O Código do Trabalho determina algumas condições para a empresa poder alterar temporariamente as funções do trabalhador sem acordo deste. Tal acontece para prevenir eventuais abusos. Eis algumas das condições:
- Existir um interesse real por parte do empregador;
- O exercício das novas funções ser temporário;
- Haver ausência de perda clara da posição do trabalhador;
- Haver ausência de perda salarial para o trabalhador.
Haver real interesse por parte do empregador
É fundamental existir um fundamento válido, isto é, a alteração temporária das funções do trabalhador deve apenas acontecer quando há um interesse objectivo e claro. Por exemplo, haver razões administrativas e técnicas que levem à mudança temporária de funções.
Desta forma, a mudança nas tarefas de um trabalhador só pode acontecer quando há uma necessidade da empresa.
A necessidade de mobilidade funcional ser temporária
O tempo é outro critério essencial. Para a mobilidade funcional acontecer, o exercício das novas funções tem de ser temporário.

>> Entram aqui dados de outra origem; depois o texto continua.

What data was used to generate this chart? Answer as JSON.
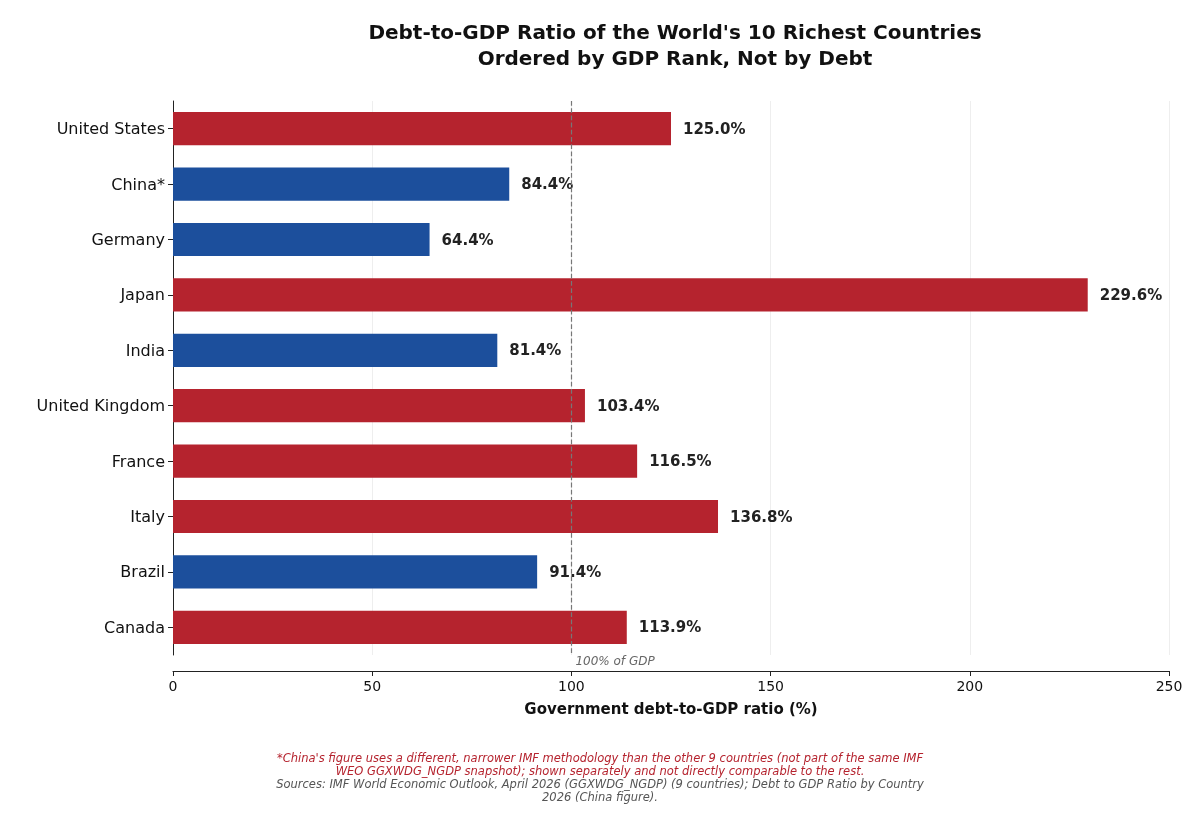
{
  "chart_data": {
    "type": "bar",
    "orientation": "horizontal",
    "title": "Debt-to-GDP Ratio of the World's 10 Richest Countries\nOrdered by GDP Rank, Not by Debt",
    "xlabel": "Government debt-to-GDP ratio (%)",
    "categories": [
      "United States",
      "China*",
      "Germany",
      "Japan",
      "India",
      "United Kingdom",
      "France",
      "Italy",
      "Brazil",
      "Canada"
    ],
    "values": [
      125.0,
      84.4,
      64.4,
      229.6,
      81.4,
      103.4,
      116.5,
      136.8,
      91.4,
      113.9
    ],
    "value_labels": [
      "125.0%",
      "84.4%",
      "64.4%",
      "229.6%",
      "81.4%",
      "103.4%",
      "116.5%",
      "136.8%",
      "91.4%",
      "113.9%"
    ],
    "colors": [
      "#b5232e",
      "#1c4f9c",
      "#1c4f9c",
      "#b5232e",
      "#1c4f9c",
      "#b5232e",
      "#b5232e",
      "#b5232e",
      "#1c4f9c",
      "#b5232e"
    ],
    "xlim": [
      0,
      250
    ],
    "xticks": [
      0,
      50,
      100,
      150,
      200,
      250
    ],
    "grid": "x",
    "ref_lines": [
      {
        "axis": "x",
        "value": 100,
        "label": "100% of GDP",
        "color": "#777777",
        "line_style": "dashed"
      }
    ],
    "annotations": [
      "*China's figure uses a different, narrower IMF methodology than the other 9 countries (not part of the same IMF WEO GGXWDG_NGDP snapshot); shown separately and not directly comparable to the rest.",
      "Sources: IMF World Economic Outlook, April 2026 (GGXWDG_NGDP) (9 countries); Debt to GDP Ratio by Country 2026 (China figure)."
    ]
  }
}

A ordem de mobilidade funcional tem de cumprir com determinadas variáveis, nomeadamente as seguintes:
- Indicação da duração prevista para a mobilidade funcional;
- A mobilidade funcional não pode durar mais de dois anos.
Atenção: se o empregador não respeitar esta condição, a empresa incorre numa contraordenação grave.

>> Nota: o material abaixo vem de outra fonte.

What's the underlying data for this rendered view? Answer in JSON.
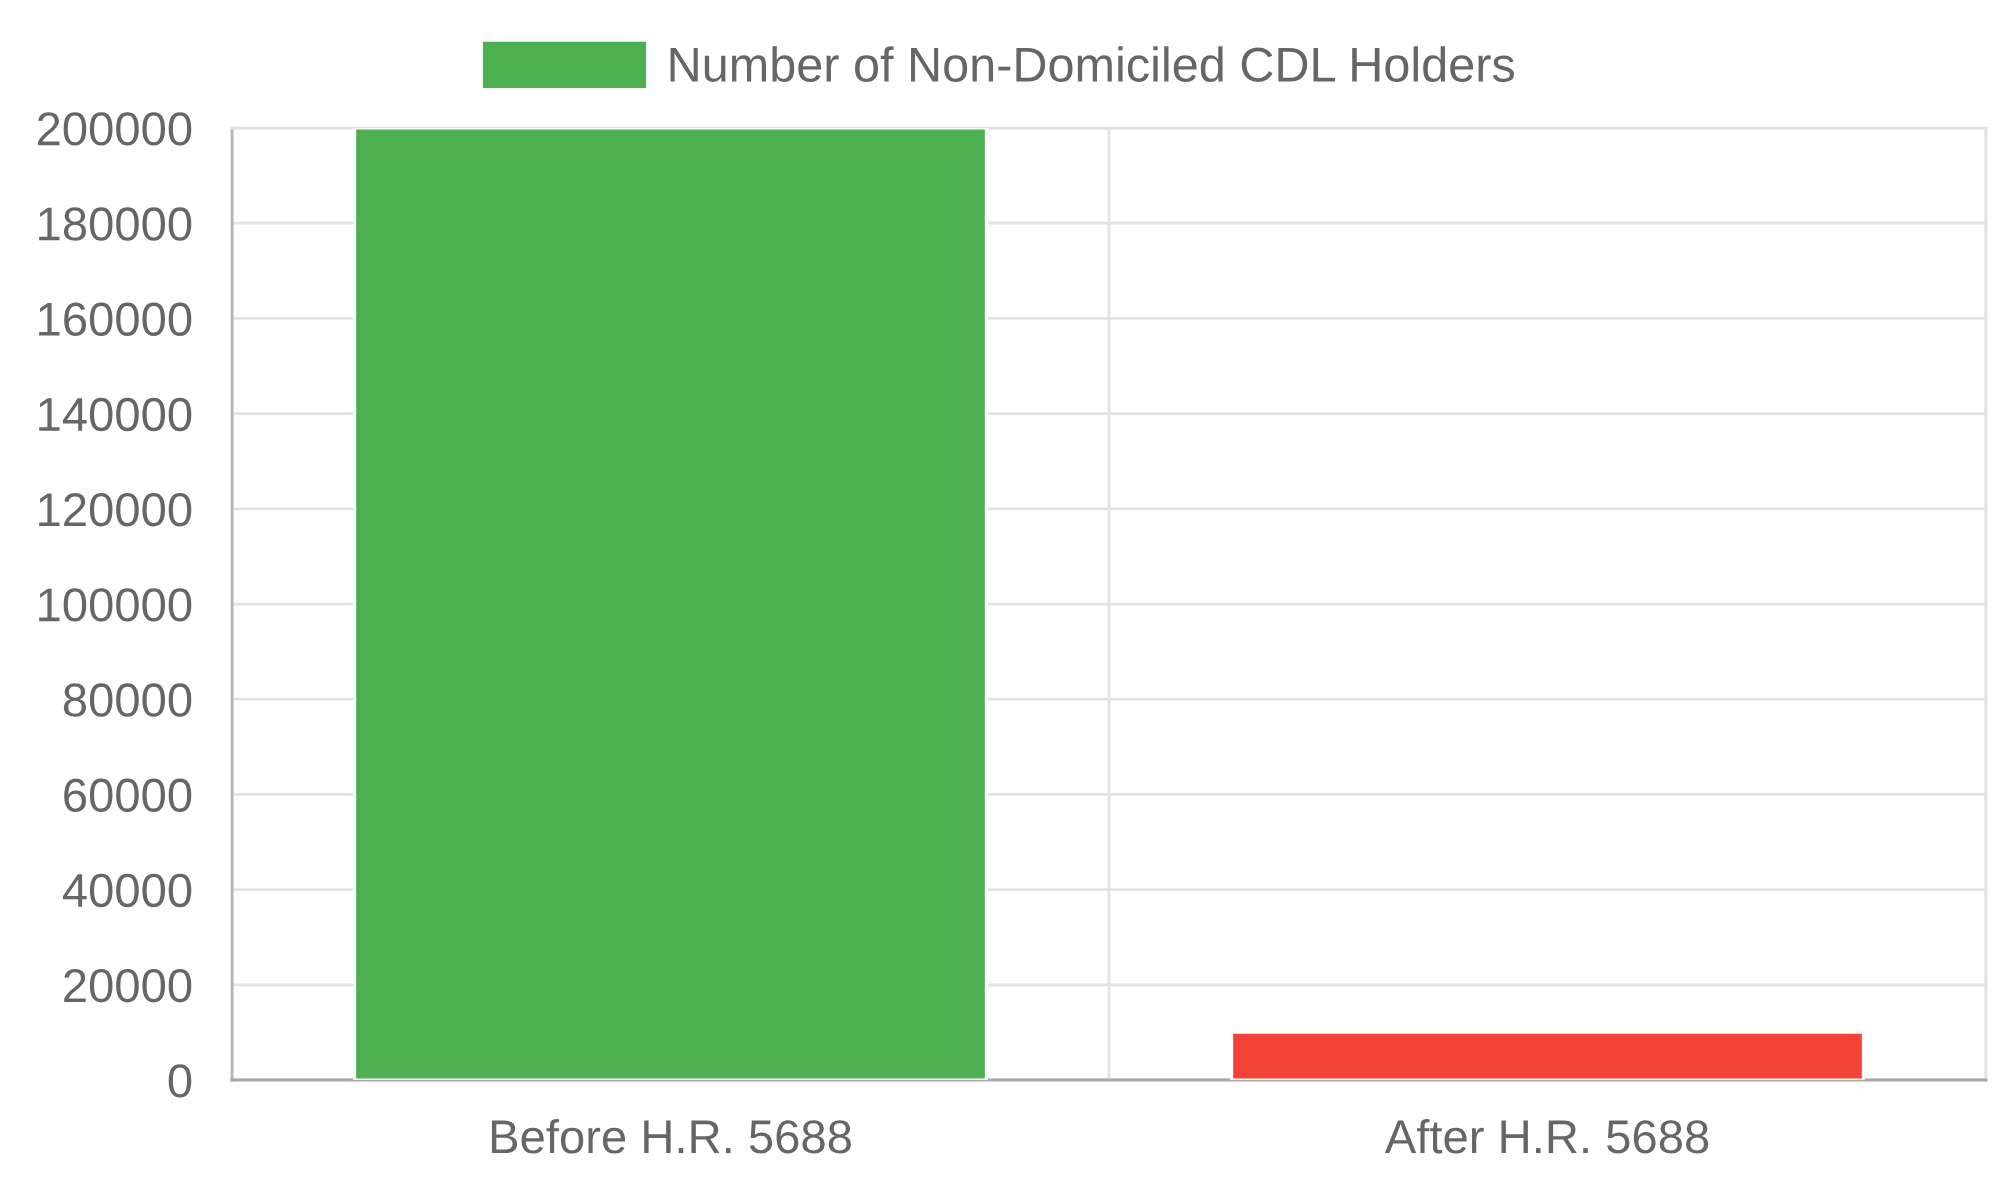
{
  "chart_data": {
    "type": "bar",
    "categories": [
      "Before H.R. 5688",
      "After H.R. 5688"
    ],
    "series": [
      {
        "name": "Number of Non-Domiciled CDL Holders",
        "colors": [
          "#4caf50",
          "#f44336"
        ],
        "values": [
          200000,
          10000
        ]
      }
    ],
    "ylim": [
      0,
      200000
    ],
    "yticks": [
      0,
      20000,
      40000,
      60000,
      80000,
      100000,
      120000,
      140000,
      160000,
      180000,
      200000
    ],
    "grid": true,
    "legend": "top"
  }
}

Não implicar a deterioração das condições do trabalhador
A alteração temporária de funções pode ser realizada sob diferentes circunstâncias. Contudo, não pode implicar uma perda objectiva da posição do trabalhador.
Logo, não pode fazer com que haja uma deterioração das condições do trabalhado. Por exemplo, o trabalhador não pode passar a ter um horário “pior” devido à mobilidade funcional, nem pode passar a prestar trabalho suplementar.
Na prática, o trabalhador não pode ficar em condições piores do que as que tinha antes da mobilidade funcional ser necessária. É também fundamental que o empregador garanta que o trabalhador mantém a sua qualificação profissional e que não sofre qualquer tipo de desvalorização profissional.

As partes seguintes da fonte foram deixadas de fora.